FLATUS: Uh...speaking of atoning, what about that Ricky Jean-Francois' comments?

TROUGH: Which ones? The ones where he's talking about donuts being better than fritters? I disagree, by the way. Fritters are good. I like that you can use it in other ways, like "the Gators frittered away their season with a loss to Ole Miss."

FLATUS: No. His comments have been all over the national news. Where have you been?

TROUGH: Just hanging out in my cave, sorting my grommets. Why?

FLATUS: Your man Ricky said he if he got a shot that he was going to "take Tebow out."

TROUGH: So?

FLATUS: So you don't think that's unprofessional? Saying you're going to try and hurt another player?

TROUGH: Whoa whoa whoa right there, Jortsan McKnight. What are you talking about? I think Ricky is saying "take him out" - as in a date. Who wouldn't want to date Tebow? The guy runs left and shattered glass re-assembles itself, the guy runs right and somewhere some crops grow. Then when he does that exaggerated "I'm going to run no wait ha - check your junk, fool" and pulls up to pass, the angels cry and they aren't even at a press conference. The clouds are the Shamwow! so when it's raining you know that Tebow has had a good practice, which is funny because he's never had a bad practice.

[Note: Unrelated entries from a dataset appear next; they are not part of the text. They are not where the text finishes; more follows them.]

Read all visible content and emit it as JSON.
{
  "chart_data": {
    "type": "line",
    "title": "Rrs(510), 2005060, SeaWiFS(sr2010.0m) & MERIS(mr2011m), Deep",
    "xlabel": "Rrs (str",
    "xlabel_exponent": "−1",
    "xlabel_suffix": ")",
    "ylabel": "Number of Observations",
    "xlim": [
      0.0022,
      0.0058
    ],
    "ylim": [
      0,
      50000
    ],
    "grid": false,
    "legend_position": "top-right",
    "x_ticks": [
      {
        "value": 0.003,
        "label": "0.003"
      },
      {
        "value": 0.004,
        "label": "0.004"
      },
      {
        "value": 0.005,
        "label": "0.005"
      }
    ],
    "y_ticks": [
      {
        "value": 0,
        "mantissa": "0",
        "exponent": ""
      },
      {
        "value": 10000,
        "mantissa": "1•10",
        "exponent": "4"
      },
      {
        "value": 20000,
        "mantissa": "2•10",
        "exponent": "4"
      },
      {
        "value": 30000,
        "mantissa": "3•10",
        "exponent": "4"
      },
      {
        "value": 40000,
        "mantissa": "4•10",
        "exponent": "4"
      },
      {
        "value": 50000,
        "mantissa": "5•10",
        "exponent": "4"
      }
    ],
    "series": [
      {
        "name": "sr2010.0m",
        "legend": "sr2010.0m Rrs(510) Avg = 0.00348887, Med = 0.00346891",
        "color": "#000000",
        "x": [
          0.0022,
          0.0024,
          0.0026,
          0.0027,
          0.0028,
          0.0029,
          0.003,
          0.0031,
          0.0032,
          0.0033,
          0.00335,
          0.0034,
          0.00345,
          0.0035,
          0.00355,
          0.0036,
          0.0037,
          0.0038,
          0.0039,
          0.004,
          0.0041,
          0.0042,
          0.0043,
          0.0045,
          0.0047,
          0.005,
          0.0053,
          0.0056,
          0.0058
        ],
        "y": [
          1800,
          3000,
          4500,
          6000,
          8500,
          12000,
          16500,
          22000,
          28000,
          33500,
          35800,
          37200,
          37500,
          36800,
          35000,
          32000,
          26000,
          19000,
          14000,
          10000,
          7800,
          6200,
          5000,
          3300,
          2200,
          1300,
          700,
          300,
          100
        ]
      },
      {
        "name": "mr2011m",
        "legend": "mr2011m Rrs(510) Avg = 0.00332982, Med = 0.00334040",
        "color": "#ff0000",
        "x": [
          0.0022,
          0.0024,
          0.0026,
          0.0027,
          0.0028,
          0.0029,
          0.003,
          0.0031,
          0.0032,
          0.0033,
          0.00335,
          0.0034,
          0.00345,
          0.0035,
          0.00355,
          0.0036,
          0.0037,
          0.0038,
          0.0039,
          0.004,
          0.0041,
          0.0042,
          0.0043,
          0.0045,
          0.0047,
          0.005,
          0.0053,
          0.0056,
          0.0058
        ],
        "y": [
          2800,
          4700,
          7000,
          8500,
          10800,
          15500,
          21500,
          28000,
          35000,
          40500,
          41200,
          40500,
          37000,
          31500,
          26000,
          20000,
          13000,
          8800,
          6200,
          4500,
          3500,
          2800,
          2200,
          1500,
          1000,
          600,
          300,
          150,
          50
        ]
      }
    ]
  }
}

I mean the guy tries harder than any other player, probably ever.

FLATUS: You seem to be focusing a lot on Tebow.

TROUGH: Sweet! Just give me a BlackBerry and I can coach the Gators! I can call Tebow; he has a phone built into his hand. Saw it last year.

FLATUS: We have other weapons.

TROUGH: Like this?

FLATUS: Is that a scalpel?

TROUGH: Ever been to the Phillipines? Smell this.

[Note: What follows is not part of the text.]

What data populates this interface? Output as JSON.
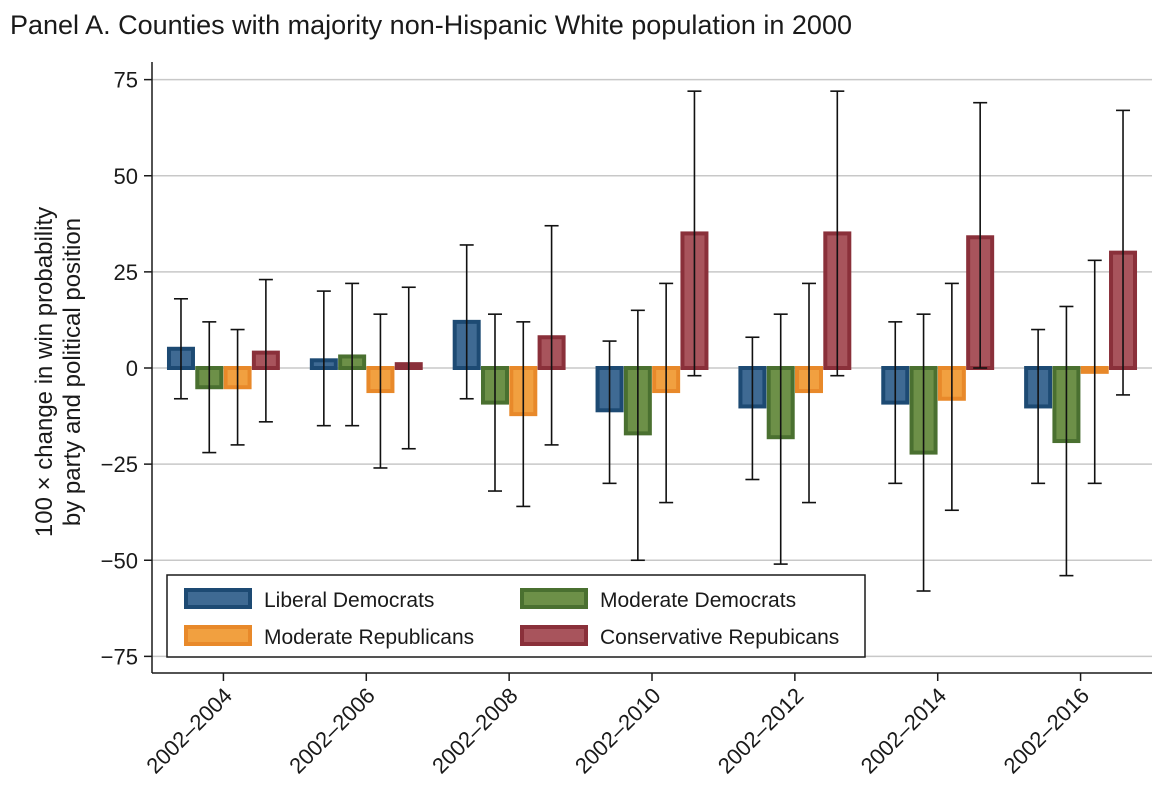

FLATUS: Maybe we should cut this short...

TROUGH: You need to quit treating me like a Filipino penis. That's kind of hard to say. Maybe I'll just shorten it...ha! No really, maybe I'll just call it "Filipenis." Kinda sounds like "Phillip Penis." Like Fulmer. Man, I really want a fritter. You know how they say New York bagels taste better because of the water? Do you think that if you made fritter dough with heavy Tebow tears they would taste better? I bet they would taste like a scone or something but instead of an orange glaze, it was covered in kitten kisses.

FLATUS: What's wrong with you?

TROUGH: Sorry, I'm just preoccupied. I've got some ideas for my book - it's one of the reasons I keep my Trapper-Keeper, so I can chronicle my sojourn, for when I pen my erotic novella.

FLATUS: You're writing a book?!

TROUGH: Sure am. Was walking around campus and some loon comes up to me, welcomes me to "Gator Nation," whatever the hell that is, and tells me, "Go write the next great American novel."

FLATUS: Uh-huh...

TROUGH: I said, "Is it a story about getting hammered by Hester one year, and bitchslapped by Scott the next? Because that book is almost finished, Andy Jortswhol." Then I showed him my bra signed by Jesse Palmer. Then I told him about my book and he got all queasy. I was going to ask about how I can join Gator Nation but he was dry-heaving. At least I thought it was dry-heaving. Within a minute or so an alligator showed up and they started making lumpbumblies with each other.

FLATUS: What? I don't know what on earth we're talking about anymore.

TROUGH: Go start a Fortune 500 company.

FLATUS: Ha. Very funny.

TROUGH: No, really. Call it "Gross, Man." Sell jorts, but where the cuffs would be, replace them with a tightly bound layer of Filipino foreskins.

FLATUS: What?

TROUGH: Yeah, that way if it's cold you just rub your jorts a little, and presto! Cargo pants.

FLATUS: Look, I've got to be going...

TROUGH: I think LSU has to be careful about keeping the ball out of Brandon James' hands; it goes without saying that we don't punt to him, but we have to minimize the time that he and Tebow spend on the field, so I look for a heavy dose of Charles Scott pounding, with Keiland Williams and Richard Murphy trying to hit the edge or through misdirection plays.

FLATUS: Holy crap - are you...are you actually saying something that belongs within a conversation about football? Something that's not only cogent, but germane?

TROUGH: I made you a money clip out of Filipino 4thdownskins.

FLATUS: I'm leaving.

TROUGH: RUB IT AND IT BECOMES A FANNY PACK!